My experience of working with the Post Office and other public service organisations is that management skills were never encouraged or developed and this is underlined by the lost disks fiasco at HM Revenue and Customs.
Managing is completely alien to the public servants mindset. Procrastination, delaying decisions, evading responsibility, shifting blame and bean counting are the things they do well. The rest they do not do at all. When in doubt, take refuge in bureaucracy.
In every Post Office, when I headed up the Information Technology project to automate Post Office counter trade, there was a book of ancient scriptures. I think it was called The Post Officers Guide and Handbook, something like that. In it one would find instructions on what to do in every possible situation from selling a stamp to instructions on how to assist in childbirth should a pregnant woman go into labour while queuing for her maternity allowance. (For the benefit of those humourless boy-scientists who are stalking my posts, what I just did is known as exaggerating for comic effect.)
In the book of scriptures, and similar ones in Tax Offices, Benefits Offices, and anywhere the public meets the government, every decision a public servant will face is made for them. Just follow procedure and youll be alright, is the message.

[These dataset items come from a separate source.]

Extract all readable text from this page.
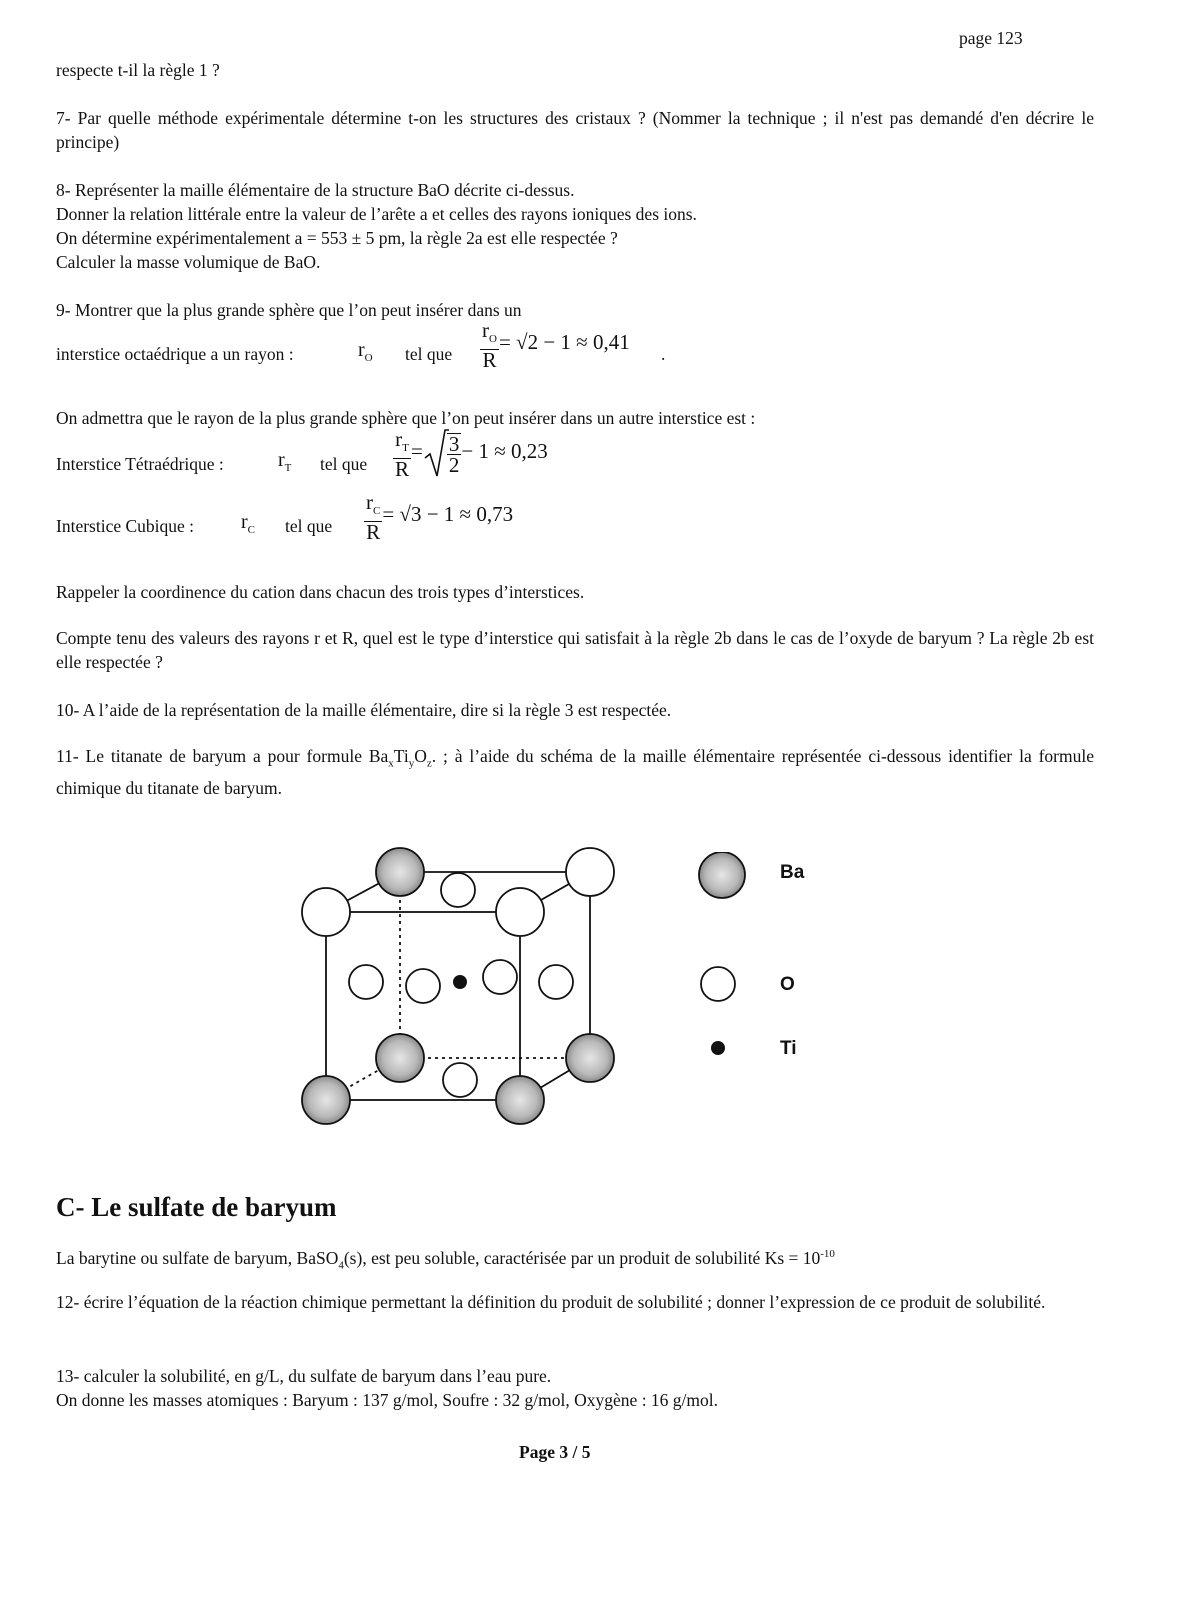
page 123
respecte t-il la règle 1 ?
7- Par quelle méthode expérimentale détermine t-on les structures des cristaux ? (Nommer la technique ; il n'est pas demandé d'en décrire le principe)
8- Représenter la maille élémentaire de la structure BaO décrite ci-dessus.
Donner la relation littérale entre la valeur de l’arête a et celles des rayons ioniques des ions.
On détermine expérimentalement a = 553 ± 5 pm, la règle 2a est elle respectée ?
Calculer la masse volumique de BaO.
9- Montrer que la plus grande sphère que l’on peut insérer dans un
interstice octaédrique a un rayon :	$r_O$ tel que $\frac{r_O}{R} = √2 - 1 \approx 0,41$ .
On admettra que le rayon de la plus grande sphère que l’on peut insérer dans un autre interstice est :
Interstice Tétraédrique :	$r_T$ tel que $\frac{r_T}{R} = \frac{3}{2} - 1 \approx 0,23$
Interstice Cubique : $r_C$ tel que $\frac{r_C}{R} = √3 - 1 \approx 0,73$
Rappeler la coordinence du cation dans chacun des trois types d’interstices.
Compte tenu des valeurs des rayons r et R, quel est le type d’interstice qui satisfait à la règle 2b dans le cas de l’oxyde de baryum ? La règle 2b est elle respectée ?
10- A l’aide de la représentation de la maille élémentaire, dire si la règle 3 est respectée.
11- Le titanate de baryum a pour formule $Ba_xTi_yO_z$. ; à l’aide du schéma de la maille élémentaire représentée ci-dessous identifier la formule chimique du titanate de baryum.
Ba
O
Ti
C- Le sulfate de baryum
La barytine ou sulfate de baryum, BaSO$_4$(s), est peu soluble, caractérisée par un produit de solubilité $Ks = 10^{-10}$
12- écrire l’équation de la réaction chimique permettant la définition du produit de solubilité ; donner l’expression de ce produit de solubilité.
13- calculer la solubilité, en g/L, du sulfate de baryum dans l’eau pure.
On donne les masses atomiques : Baryum : 137 g/mol, Soufre : 32 g/mol, Oxygène : 16 g/mol.
Page 3 / 5
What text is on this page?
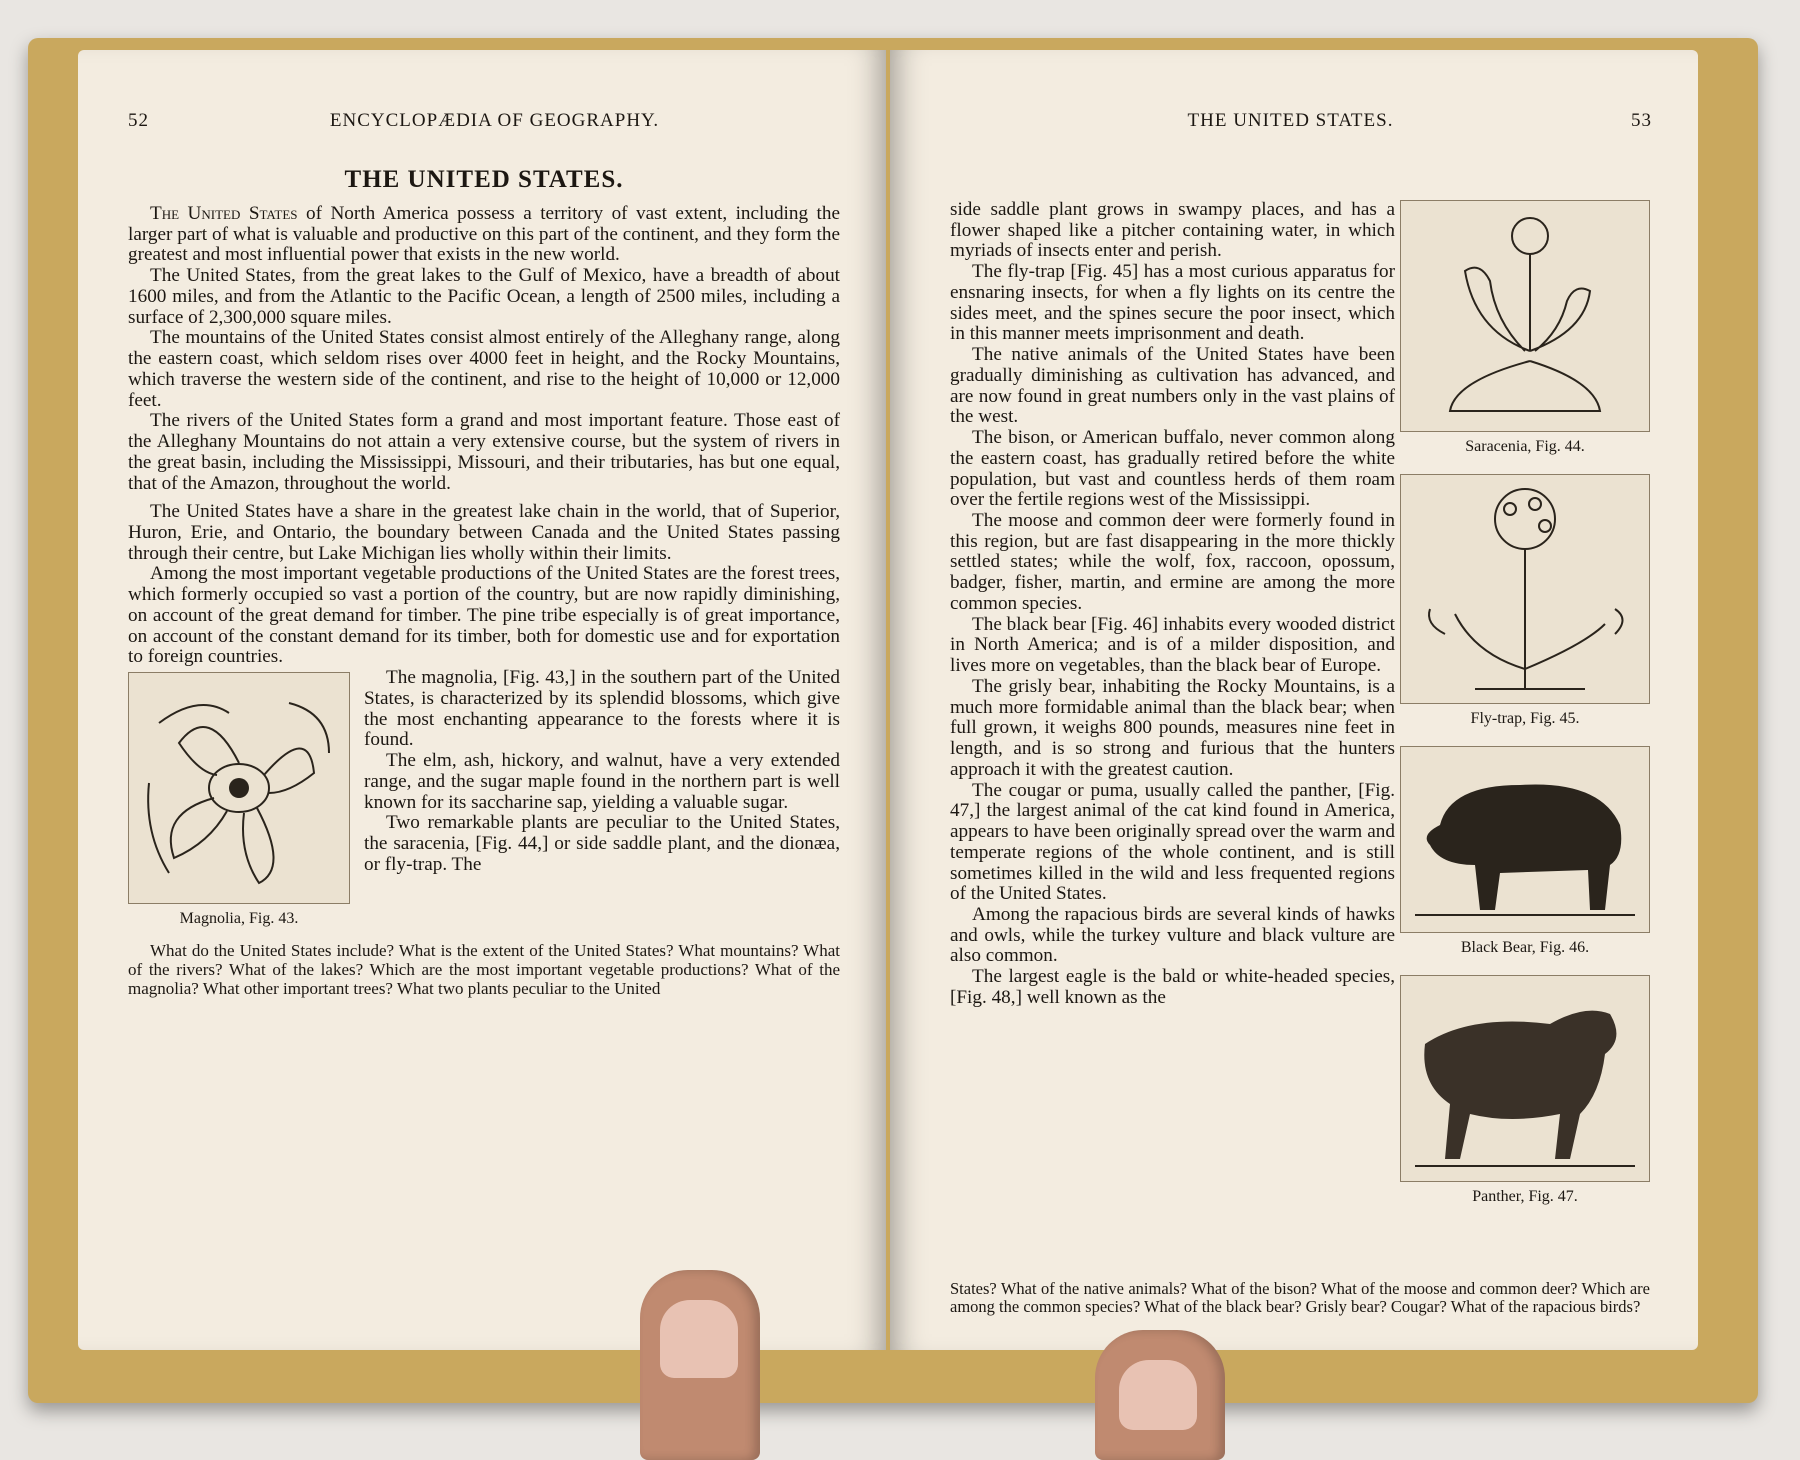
52	ENCYCLOPÆDIA OF GEOGRAPHY.
THE UNITED STATES.

The United States of North America possess a territory of vast extent, including the larger part of what is valuable and productive on this part of the continent, and they form the greatest and most influential power that exists in the new world.

The United States, from the great lakes to the Gulf of Mexico, have a breadth of about 1600 miles, and from the Atlantic to the Pacific Ocean, a length of 2500 miles, including a surface of 2,300,000 square miles.

The mountains of the United States consist almost entirely of the Alleghany range, along the eastern coast, which seldom rises over 4000 feet in height, and the Rocky Mountains, which traverse the western side of the continent, and rise to the height of 10,000 or 12,000 feet.

The rivers of the United States form a grand and most important feature. Those east of the Alleghany Mountains do not attain a very extensive course, but the system of rivers in the great basin, including the Mississippi, Missouri, and their tributaries, has but one equal, that of the Amazon, throughout the world.

The United States have a share in the greatest lake chain in the world, that of Superior, Huron, Erie, and Ontario, the boundary between Canada and the United States passing through their centre, but Lake Michigan lies wholly within their limits.

Among the most important vegetable productions of the United States are the forest trees, which formerly occupied so vast a portion of the country, but are now rapidly diminishing, on account of the great demand for timber. The pine tribe especially is of great importance, on account of the constant demand for its timber, both for domestic use and for exportation to foreign countries.

Magnolia, Fig. 43.

The magnolia, [Fig. 43,] in the southern part of the United States, is characterized by its splendid blossoms, which give the most enchanting appearance to the forests where it is found.

The elm, ash, hickory, and walnut, have a very extended range, and the sugar maple found in the northern part is well known for its saccharine sap, yielding a valuable sugar.

Two remarkable plants are peculiar to the United States, the saracenia, [Fig. 44,] or side saddle plant, and the dionæa, or fly-trap. The

What do the United States include? What is the extent of the United States? What mountains? What of the rivers? What of the lakes? Which are the most important vegetable productions? What of the magnolia? What other important trees? What two plants peculiar to the United
THE UNITED STATES.	53

side saddle plant grows in swampy places, and has a flower shaped like a pitcher containing water, in which myriads of insects enter and perish.

The fly-trap [Fig. 45] has a most curious apparatus for ensnaring insects, for when a fly lights on its centre the sides meet, and the spines secure the poor insect, which in this manner meets imprisonment and death.

The native animals of the United States have been gradually diminishing as cultivation has advanced, and are now found in great numbers only in the vast plains of the west.

The bison, or American buffalo, never common along the eastern coast, has gradually retired before the white population, but vast and countless herds of them roam over the fertile regions west of the Mississippi.

The moose and common deer were formerly found in this region, but are fast disappearing in the more thickly settled states; while the wolf, fox, raccoon, opossum, badger, fisher, martin, and ermine are among the more common species.

The black bear [Fig. 46] inhabits every wooded district in North America; and is of a milder disposition, and lives more on vegetables, than the black bear of Europe.

The grisly bear, inhabiting the Rocky Mountains, is a much more formidable animal than the black bear; when full grown, it weighs 800 pounds, measures nine feet in length, and is so strong and furious that the hunters approach it with the greatest caution.

The cougar or puma, usually called the panther, [Fig. 47,] the largest animal of the cat kind found in America, appears to have been originally spread over the warm and temperate regions of the whole continent, and is still sometimes killed in the wild and less frequented regions of the United States.

Among the rapacious birds are several kinds of hawks and owls, while the turkey vulture and black vulture are also common.

The largest eagle is the bald or white-headed species, [Fig. 48,] well known as the

Saracenia, Fig. 44.
Fly-trap, Fig. 45.
Black Bear, Fig. 46.
Panther, Fig. 47.
States? What of the native animals? What of the bison? What of the moose and common deer? Which are among the common species? What of the black bear? Grisly bear? Cougar? What of the rapacious birds?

This probably explains the child benefit information shambles. A situation arose that was not covered in the book so nobody knew what to do.
Bureaucracy is one of the ten modern plagues to afflict the Nation of New Labour of course. Bureaucracy and obsession with procedure has escaped the public sector and now invades business and private life but the burgeoning of bureaucracy is entirely due to the failure of management and the rise of a culture of bean counting. Tony Blairs government style was commonly identified with control freakerey and an obsession with hiring consultants, in fact his approach to dealing with problems was based on techniques promulgated by his favourite consultancy firm McKinsey whose corporate motto is If it can be measured, it can be managed.
Management however is not about counting and measuring things, it is about dealing with those things that cannot be counted and measured. A famous management maxim from before the era of bean counters goes, managing people is like herding cats. It is true, but managers who cannot deal with people and all the quirks and eccentricities of human nature are doomed to fail. And managers who try to use bureaucratic procedures to reduce people to automations will not just fail, they will crash and burn.
On my last contract as a gainfully employed person I was working for a middle sized consultancy, Infact, on a huge technology project in Stockholm. We were expensive guys to employ, as well as our fees and the consultancies mark up, there was the question of five star hotels, meals in good restaurants, business class flights each week and all sorts of sundry expenses mostly called Ingrid. But Infact specialised in delivering solutions rather than procedures.
After a few months one of our Swedish colleagues, a devotee of modern management methods, decided to make a name for himself by asking what was the point of paying so much money for our services. What do you do that we cannot? he asked.
Andy, a non nonsense Scot looked at him and replied, We make decisions.
That is the difference between a manager and a bureaucrat.